Los rendimientos negativos de otras actividades que no constituyen la fuente de las funciones directivas no pueden integrar el denominador del cálculo del porcentaje exigido para aplicar la exención de las participaciones en el IP

El cálculo del porcentaje del 50% debe realizarse exclusivamente con los rendimientos positivos efectivamente obtenidos por el contribuyente, puesto que la dicción literal del artículo 4.Ocho.Dos Ley 19/1991 (Ley IP) utiliza el término "rendimientos" en un contexto vinculado a "retribuciones percibidas", lo que refuerza que deben tomarse en consideración únicamente los rendimientos efectivamente generadores de ingreso, y no magnitudes económicas negativas que, lejos de constituir renta, expresan la carencia de ella.
Así lo recoge la sentencia del Tribunal Superior de Justicia de Cataluña, núm. 4794/2025, de 29 de diciembre de 2025, rec. núm. 1432/2023, que menciona otras anteriores relativas a la aplicación de la reducción catalana en el Impuesto sobre Sucesiones y Donaciones. En este caso, la Agencia Tributaria de Cataluña, como parte recurrente contra la resolución estimatoria del TEARC, sostiene que no concurren los requisitos exigidos para reconocer al contribuyente la exención en relación con las participaciones contemplada en el artículo 4.Ocho.Dos de la Ley 19/1991, de 6 de junio, del Impuesto sobre el Patrimonio (Ley IP), puesto que las retribuciones percibidas en concepto de funciones de dirección no superaron el 50% del total de sus rendimientos empresariales, profesionales y del trabajo. Los datos comprobados muestran que dichas retribuciones de los años regularizados únicamente representaron un 34% en 2014, un 33% en 2015 y un 35% en 2016, porcentajes muy inferiores al umbral legalmente requerido. La Inspección efectuó el cálculo excluyendo los rendimientos negativos de la actividad económica desarrollada por el contribuyente porque la Ley habla de rendimientos "netos" y "percibidos", y, por ello, no cabría considerar cifras en negativo que distorsionen la relación porcentual.
La Abogacía del Estado, en representación del TEARC, defiende que la resolución impugnada por la ATC se ajusta plenamente a Derecho, porque conforme a la doctrina administrativa y jurisprudencial, el porcentaje del 50% debe calcularse sobre la suma algebraica de rendimientos netos, incluyendo los negativos.

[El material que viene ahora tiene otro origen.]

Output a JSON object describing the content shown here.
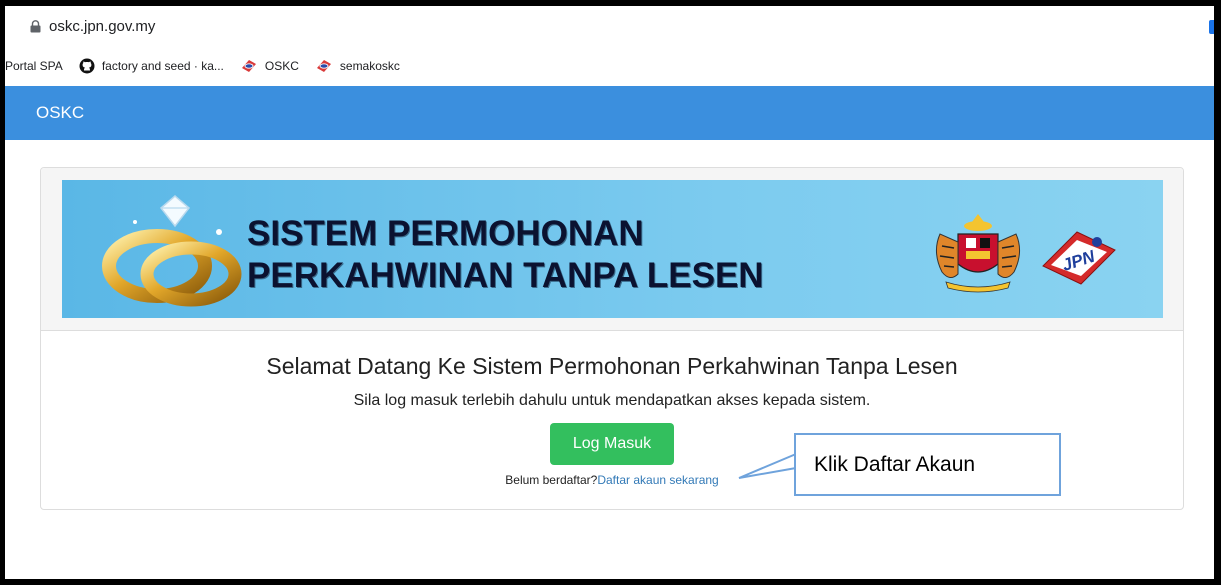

Así, la inclusión de rendimientos negativos en el denominador es obligada, ya que refleja la verdadera capacidad económica del contribuyente y garantiza la coherencia con la normativa del IRPF.
Por tanto, el debate se ciñe en la determinar si procede computar los rendimientos negativos derivados de la actividad empresarial autónoma del contribuyente a efectos de verificar el requisito establecido en la letra c) de dicho precepto, que exige que el sujeto pasivo ejerza efectivamente funciones de dirección y perciba por ello una remuneración que represente más del 50% de la totalidad de los rendimientos empresariales, profesionales y del trabajo personal, con la expresa exclusión de los rendimientos de la actividad económica correspondiente a la propia entidad en que ejerce las funciones directivas.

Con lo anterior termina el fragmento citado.